Чуть позже пришла Соня – подруга Олега. Как всегда с дочуркой – Таней. Они, как обычно, втроём закрылись в своей комнате и тихо разговаривали, смеялись.

Ваня позвонил Розане. Выяснил, что у неё всё в порядке. Посмотрел новости. И ушёл спать.

2. «Звёздный»

Не шампанское

Стоял прекрасный тёплый вечер, конца июля. Сидя где-нибудь на пригорке, можно было бы ещё наблюдать закат солнца. Но за окнами, особенно первого этажа, где находилась весёлая компания, о которой пойдёт речь, было уже сумрачно, почти темно. Видимо, из-за густой зелени старого широкого советского двора.

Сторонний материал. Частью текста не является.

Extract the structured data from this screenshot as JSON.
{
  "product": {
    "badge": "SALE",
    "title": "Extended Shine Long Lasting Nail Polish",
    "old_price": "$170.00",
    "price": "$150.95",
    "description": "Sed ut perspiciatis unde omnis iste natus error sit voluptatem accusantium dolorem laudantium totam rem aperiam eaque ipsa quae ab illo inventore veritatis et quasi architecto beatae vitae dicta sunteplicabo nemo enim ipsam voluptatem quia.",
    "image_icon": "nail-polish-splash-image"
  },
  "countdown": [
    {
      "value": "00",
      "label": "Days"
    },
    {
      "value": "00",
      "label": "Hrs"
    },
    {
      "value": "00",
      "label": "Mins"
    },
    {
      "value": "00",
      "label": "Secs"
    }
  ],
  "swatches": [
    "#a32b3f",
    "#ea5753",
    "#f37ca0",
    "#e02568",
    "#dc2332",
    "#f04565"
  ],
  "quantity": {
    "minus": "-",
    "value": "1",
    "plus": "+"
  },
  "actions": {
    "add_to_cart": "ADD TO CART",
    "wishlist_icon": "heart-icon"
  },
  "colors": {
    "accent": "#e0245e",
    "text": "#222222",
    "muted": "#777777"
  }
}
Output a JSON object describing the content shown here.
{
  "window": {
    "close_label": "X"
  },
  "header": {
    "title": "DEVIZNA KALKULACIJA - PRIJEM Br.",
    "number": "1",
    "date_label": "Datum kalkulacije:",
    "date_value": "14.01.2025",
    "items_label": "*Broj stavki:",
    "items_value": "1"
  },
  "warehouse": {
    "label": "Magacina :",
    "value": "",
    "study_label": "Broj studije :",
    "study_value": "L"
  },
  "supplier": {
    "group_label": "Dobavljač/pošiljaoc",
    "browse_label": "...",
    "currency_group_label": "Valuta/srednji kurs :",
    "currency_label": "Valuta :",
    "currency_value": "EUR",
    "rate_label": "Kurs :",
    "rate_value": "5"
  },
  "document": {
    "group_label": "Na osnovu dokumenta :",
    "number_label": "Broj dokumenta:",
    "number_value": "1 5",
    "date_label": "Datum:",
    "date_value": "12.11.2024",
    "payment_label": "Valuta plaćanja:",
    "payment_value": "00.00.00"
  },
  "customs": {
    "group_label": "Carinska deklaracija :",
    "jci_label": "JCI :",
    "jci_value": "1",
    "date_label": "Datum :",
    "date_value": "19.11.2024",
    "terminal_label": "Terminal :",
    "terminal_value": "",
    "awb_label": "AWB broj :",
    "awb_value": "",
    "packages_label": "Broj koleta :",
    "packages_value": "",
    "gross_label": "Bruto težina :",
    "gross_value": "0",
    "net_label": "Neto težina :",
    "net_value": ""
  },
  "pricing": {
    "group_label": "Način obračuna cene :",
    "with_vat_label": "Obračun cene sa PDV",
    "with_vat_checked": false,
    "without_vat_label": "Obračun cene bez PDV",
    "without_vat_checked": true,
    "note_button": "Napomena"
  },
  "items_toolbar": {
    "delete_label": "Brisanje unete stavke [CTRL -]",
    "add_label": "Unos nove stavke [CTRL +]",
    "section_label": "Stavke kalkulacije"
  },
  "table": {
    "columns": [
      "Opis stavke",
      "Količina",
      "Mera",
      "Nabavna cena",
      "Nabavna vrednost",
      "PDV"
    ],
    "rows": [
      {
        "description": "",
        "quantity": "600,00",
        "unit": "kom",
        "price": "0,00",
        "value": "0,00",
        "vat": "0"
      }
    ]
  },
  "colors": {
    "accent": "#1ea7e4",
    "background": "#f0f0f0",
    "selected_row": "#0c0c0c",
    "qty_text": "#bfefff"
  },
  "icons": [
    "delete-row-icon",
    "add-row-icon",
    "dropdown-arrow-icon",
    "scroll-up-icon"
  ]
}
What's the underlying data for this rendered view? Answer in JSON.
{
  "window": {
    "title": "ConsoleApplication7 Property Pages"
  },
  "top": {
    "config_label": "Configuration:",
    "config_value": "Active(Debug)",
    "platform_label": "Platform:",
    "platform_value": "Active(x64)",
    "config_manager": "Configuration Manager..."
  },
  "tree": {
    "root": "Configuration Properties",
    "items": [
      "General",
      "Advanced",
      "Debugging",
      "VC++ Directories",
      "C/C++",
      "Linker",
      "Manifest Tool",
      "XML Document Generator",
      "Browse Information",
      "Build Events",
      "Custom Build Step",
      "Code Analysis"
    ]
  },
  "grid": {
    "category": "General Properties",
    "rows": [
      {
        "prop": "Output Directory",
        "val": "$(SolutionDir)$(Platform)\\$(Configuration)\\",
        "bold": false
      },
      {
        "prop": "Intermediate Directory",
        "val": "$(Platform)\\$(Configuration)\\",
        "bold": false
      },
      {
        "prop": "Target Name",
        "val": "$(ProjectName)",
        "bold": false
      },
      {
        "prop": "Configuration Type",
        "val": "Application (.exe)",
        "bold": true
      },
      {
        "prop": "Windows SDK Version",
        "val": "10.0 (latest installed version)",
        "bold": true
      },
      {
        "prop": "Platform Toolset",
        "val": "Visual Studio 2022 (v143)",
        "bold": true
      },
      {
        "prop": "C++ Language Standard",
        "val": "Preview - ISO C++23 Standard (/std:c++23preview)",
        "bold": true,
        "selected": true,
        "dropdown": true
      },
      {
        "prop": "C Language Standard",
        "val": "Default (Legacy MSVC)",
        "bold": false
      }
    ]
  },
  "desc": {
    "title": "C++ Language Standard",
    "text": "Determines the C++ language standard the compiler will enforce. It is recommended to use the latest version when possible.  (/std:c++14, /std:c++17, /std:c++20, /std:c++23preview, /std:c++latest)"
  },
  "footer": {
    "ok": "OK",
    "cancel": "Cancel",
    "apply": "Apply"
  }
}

Состоящего из трёх-четырёхэтажных домов. И только несколько современных элементов могли рассказать о том, что «на дворе» «Миллениум», а совсем не середина ХХ века. Например, двенадцатиэтажный дом в торце этого двора со стороны главного проспекта города, пристроенный к одноэтажному магазину «Океан». Их тыльную сторону можно было наблюдать из окон уютного пристанища весёлых молодых людей. Ещё домофоны на некоторых подъездах, и кое-где выделявшиеся своей белизной из общей серости стареньких домов, пластиковые окна.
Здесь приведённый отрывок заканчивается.